Rechtsterrorismus

Vier Jahre NSU: Özoğuz räumt Mängel bei Aufklärung ein

Robert Kiesel04. November 2015
Aydan Özoğuz
Staatsministerin Aydan Özoğuz fordert anlässlich des vierten Jahrestages der Enttarnung des NSU eine rückhaltlose Aufklärung der rechtsextremen Terrorserie.
Der 4. November 2011 gilt als der Tag, an dem die Mordserie der als NSU bezeichneten Gruppe um Beate Zschäpe, Uwe Mundlos und Uwe Böhnhardt enttarnt wurde. Vier Jahre später sind wesentliche Fragen noch immer nicht geklärt. Und schon zieht neues Unheil durch das Land.

Vier Jahre nach Enttarnung der rechtsextremen Terrorgruppe „Nationalsozialistischer Untergrund“ (NSU) hat Aydan Özoğuz eingeräumt, dass „wesentliche Fragen“ rund um die „unfassbaren menschenfeindlichen Verbrechen“ der Gruppe noch immer nicht geklärt sind. „Es sind auch heute noch wahnsinnig viele Fragen offen“, erklärte die Staatsministerin für Migration, Flüchtlinge und Integration am Rande einer Tagung zum Thema NSU in Berlin. So sei noch immer nicht geklärt, warum und nach welchen Kriterien die zehn Opfer der Mordserie des NSU ausgewählt worden seien. Auch über die hinter der Zelle agierenden Netzwerke aus Unterstützern und Mitwissern sei zu wenig bekannt, so Özoğuz weiter.

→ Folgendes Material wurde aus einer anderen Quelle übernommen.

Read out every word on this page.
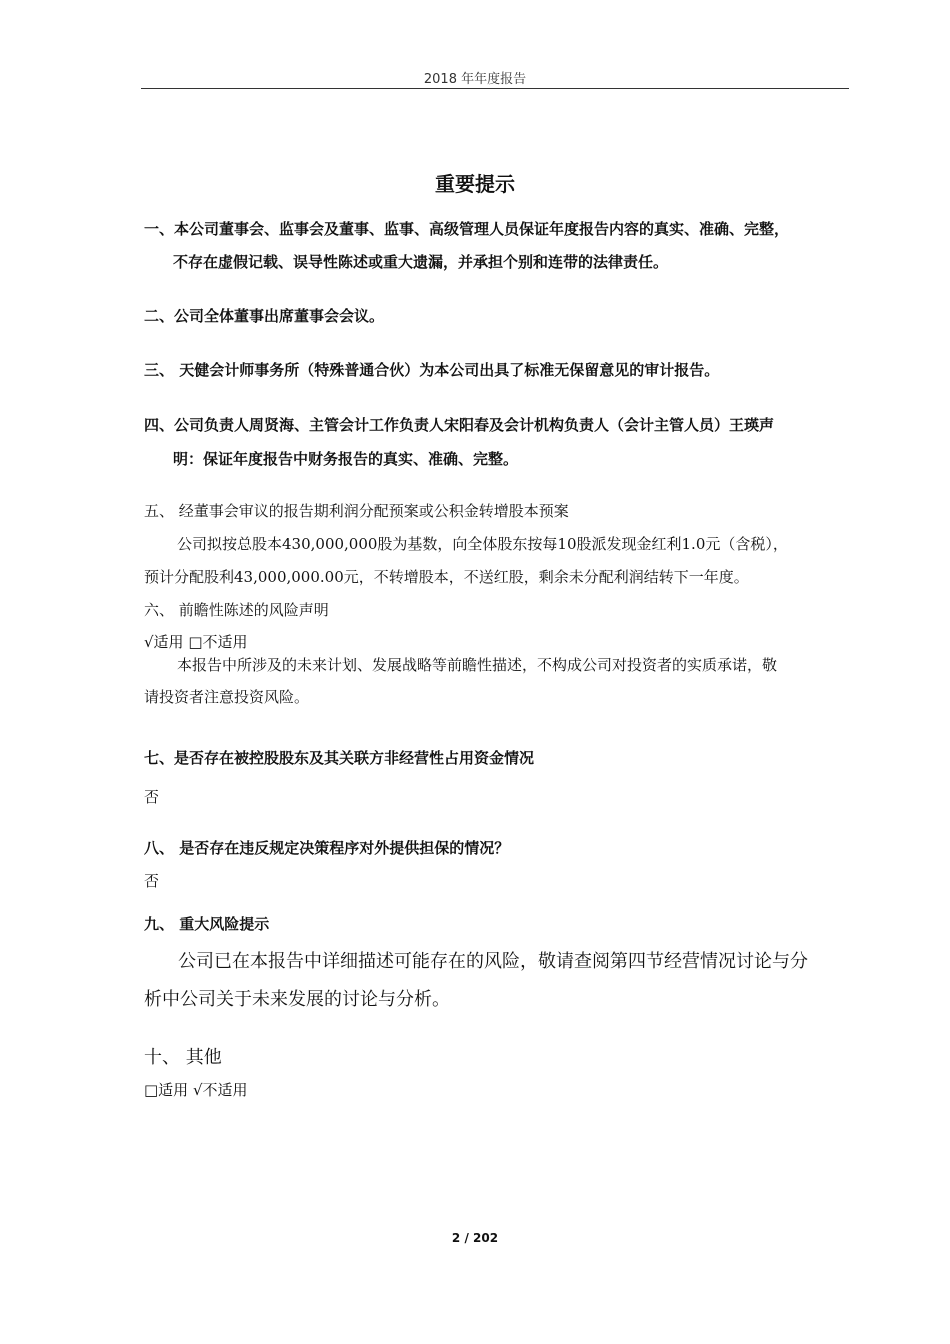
2018 年年度报告
重要提示
一、本公司董事会、监事会及董事、监事、高级管理人员保证年度报告内容的真实、准确、完整，
不存在虚假记载、误导性陈述或重大遗漏，并承担个别和连带的法律责任。
二、公司全体董事出席董事会会议。
三、 天健会计师事务所（特殊普通合伙）为本公司出具了标准无保留意见的审计报告。
四、公司负责人周贤海、主管会计工作负责人宋阳春及会计机构负责人（会计主管人员）王瑛声
明：保证年度报告中财务报告的真实、准确、完整。
五、 经董事会审议的报告期利润分配预案或公积金转增股本预案
公司拟按总股本430,000,000股为基数，向全体股东按每10股派发现金红利1.0元（含税），
预计分配股利43,000,000.00元，不转增股本，不送红股，剩余未分配利润结转下一年度。
六、 前瞻性陈述的风险声明
√适用 □不适用
本报告中所涉及的未来计划、发展战略等前瞻性描述，不构成公司对投资者的实质承诺，敬
请投资者注意投资风险。
七、是否存在被控股股东及其关联方非经营性占用资金情况
否
八、 是否存在违反规定决策程序对外提供担保的情况？
否
九、 重大风险提示
公司已在本报告中详细描述可能存在的风险，敬请查阅第四节经营情况讨论与分
析中公司关于未来发展的讨论与分析。
十、 其他
□适用 √不适用
2 / 202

Özoğuz zu NSU: Versprechen vollständiger Aufklärung muss eingelöst werden

„Solange das so ist, müssen wir jedes Jahr wieder darauf hinweisen und darüber hinaus die Empfehlungen des ersten NSU-Untersuchungsausschusses umsetzen“, forderte Özoğuz. In dieser Hinsicht sei zwar schon einiges, „aber noch lange nicht genug“ geschehen. Es stehe weiterhin das Versprechen der Bundeskanzlerin gegenüber den Angehörigen der Opfer im Raum, alle zur Aufklärung der Mordserie zur Verfügung stehenden Möglichkeiten auszuschöpfen. Daran müssten sich die Aufklärungsbemühungen messen lassen.

Hoffnungsfroh zeigte sich Özoğuz hinsichtlich der noch im Novenber anstehenden Einsetzung eines zweiten NSU-Untersuchungsausschusses im Bundestag. Sie räumte ein, dass „der erste Untersuchungsausschuss sehr viele Fragen offen gelassen“ habe, insbesondere in Bezug darauf, ob es eine gezielte Unterstützung des Terrortrios gegeben habe oder nicht. „Das konnte bislang weder nachgewiesen noch ausgeschlossen werden“, kritisierte Özoğuz. Eine Antwort auf diese und andere Fragen sei man zuallererst die Angehörigen der Opfer schuldig.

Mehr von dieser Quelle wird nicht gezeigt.